Locavore is a new book (if you read as slowly as I do) by Toronto food writer Sarah Elton ( CBC Radio’s Here & Now). It’s a good book — published locally without pesticides or antibiotics, low-fat and high in fibre — but the title could be misleading.
An herbivore (“a” herbivore? now there’s something to fight about) eats herbs, a carnivore mangia il roastbeef, an omnivore eats a family car “specially designed for India”. So I opened this book expecting to learn something about how to take nutritional advantage of people in my neighbourhood. Sure the Emersons are lovely people, but could they be an important part of my diet?
Turns out “cannibalism” isn’t even in the index. Locavore is about choosing, when the choice is there, to buy food that is produced closer to home. Why is that such an important thing to do? Read it yourself, you lazy bugger!
Locavore, by Sarah Elton
My father remembers when bananas used to arrive only periodically. They would come off the boat in Saint John harbour and it would be an event. Now everyone expects bananas to be available everywhere, all the time. And they’d better be cheap.

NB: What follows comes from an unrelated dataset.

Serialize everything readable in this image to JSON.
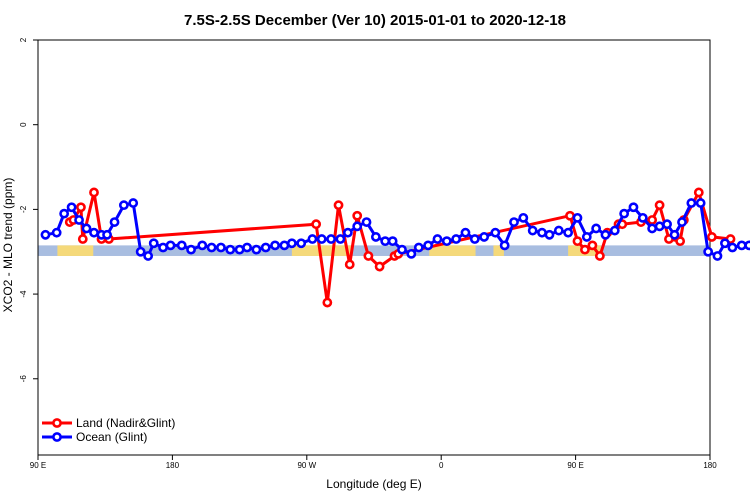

Last winter I saw Chiquita bananas with a sticker that said “Guilt-free snacking”. I thought, Hooray! Chiquita has come a long way since it was known as the oppressive “United Fruit Company” Pablo Neruda wrote about. Then I thought, Wait a minute, this isn’t labelled Fairtrade.
Of course, “guilt-free” didn’t mean “no blood on your hands”, it meant “not detrimental to your well-being”. Far from guilt-free. Most supermarket bananas are the fruits of corporate malice. Buy bananas that really are guilt-free or do without.